Tuesday, June 1, 2010

Ortho Update

Michael had hsi 9 month Orthopedic appointment this morning...I can't believe it's been 9 months since we have been there! It was a great appointment. Michael measured in just under 38", he didn't want to hold still, so we didn't get a very accurate measurement...but he did weigh in at 30 lbs he is growing though! We had his x-rays done and got in to see the doctor right away. As we had prayed for, everything is stable. His scoliosis curve is stable and has not changed much at all in the two plus years we have been coming to see Dr Fitch, so he is comfortable in letting us come once a year now. Also, his leg length discrepancy is still stable...that right leg is about 1/2" shorter than his left leg (which we think was damaged during his first cardiac cath when they tore his femoral artery and he almost lost his leg) so if that continues to grow like that, he eventually wont need but a small lift in his shoes and it shouldnt cause him any problems! But again, these things are just issues that have to be monitored and pray that they dont change, or if they do change, they change for the better! So we wont see Ortho again until June 2011!! WOO HOO for good news!

Thursday, May 27, 2010

4 years ago this month....

Our lives changed more than I could ever begin to imagine....we found out 4 years ago, this Thursday before Memorial Day weekend that the precious little baby boy that I was carrying had a life threatening complex congenital heart defect. From that day on, our lives would never ever be the same.
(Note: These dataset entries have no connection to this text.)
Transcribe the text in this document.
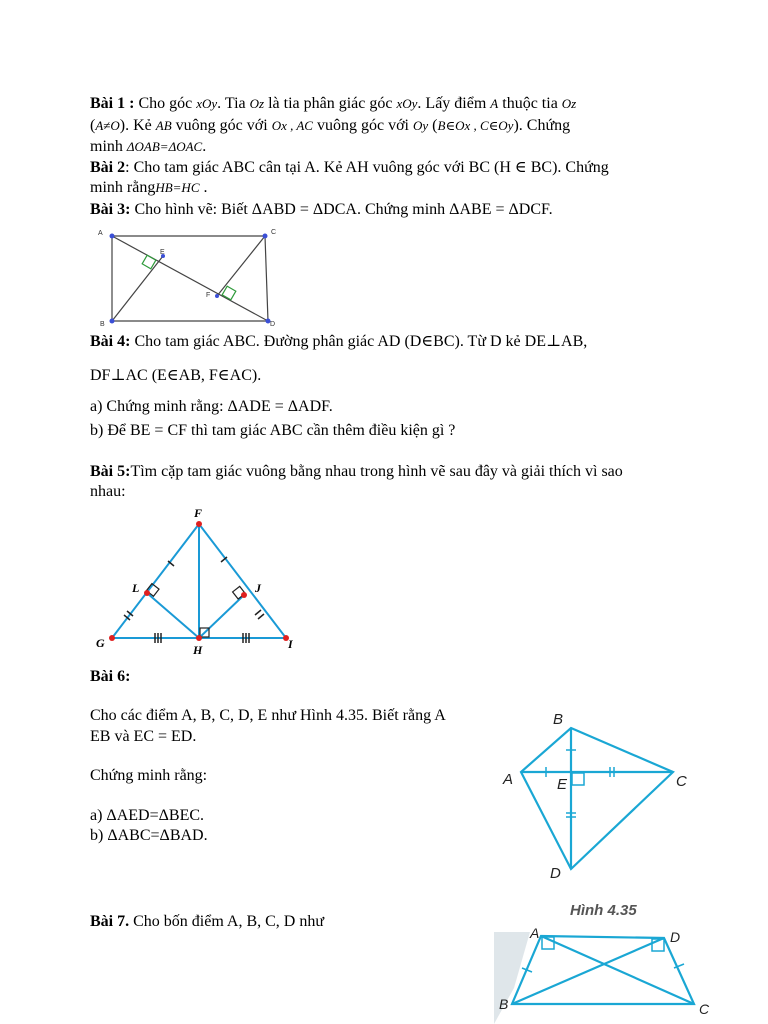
Bài 1 : Cho góc xOy. Tia Oz là tia phân giác góc xOy. Lấy điểm A thuộc tia Oz
(A≠O). Kẻ AB vuông góc với Ox , AC vuông góc với Oy (B∈Ox , C∈Oy). Chứng
minh ΔOAB=ΔOAC.
Bài 2: Cho tam giác ABC cân tại A. Kẻ AH vuông góc với BC (H ∈ BC). Chứng
minh rằngHB=HC .
Bài 3: Cho hình vẽ: Biết ΔABD = ΔDCA. Chứng minh ΔABE = ΔDCF.
A	C
B	D
E
F
Bài 4: Cho tam giác ABC. Đường phân giác AD (D∈BC). Từ D kẻ DE⊥AB,
DF⊥AC (E∈AB, F∈AC).
a) Chứng minh rằng: ΔADE = ΔADF.
b) Để BE = CF thì tam giác ABC cần thêm điều kiện gì ?
Bài 5:Tìm cặp tam giác vuông bằng nhau trong hình vẽ sau đây và giải thích vì sao
nhau:
F
L	J
G	H	I
Bài 6:
Cho các điểm A, B, C, D, E như Hình 4.35. Biết rằng A
EB và EC = ED.
Chứng minh rằng:
a) ΔAED=ΔBEC.
b) ΔABC=ΔBAD.
B
A	C
E
D
Bài 7. Cho bốn điểm A, B, C, D như
Hình 4.35
A	D
B	C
All the things that you normally worry about when pregnant went out the window and life was filled with doctors appointments, tours of the PICU at Duke Hospital, cardiologist fetal echos, meeting with the heart surgeon who explained to us that our baby would require open heart surgery shortly after birth and spend about 3 weeks in the hospital, but that he had a good chance of survival.........good chance of survival.....good chance of survival. Four little words that we clung to for dear life. Our little boy has done more than survive...he has truly defied the odds that were so dramatically stacked against him! How in the world did we ever survive those months, those weeks, those days, those minutes. Crazy when I sit here and think back over all the things we have been through with Michael, 5 weeks premature, 2 open heart surgeries, ECMO for 5 days, 3 cardiac catheterizations, 4 other major surgeries, a total of 10 hospitalizations all in his first 2 years of God, how does anyone survive that, let alone thrive!!! And that is exactly what Michael is doing, he is thriving! He is an amazing, wonderful (most of the time! hehe!) smart, wonderful little boy! He is truly a miracle and I thank God for him every day and am so truly grateful for all he has taught me. Life is truly a gift, I know a lot of people say that and think that they know what it means, but truly, each and every single day is such an incredible gift and I am very lucky to have such an amazing family surrounding me!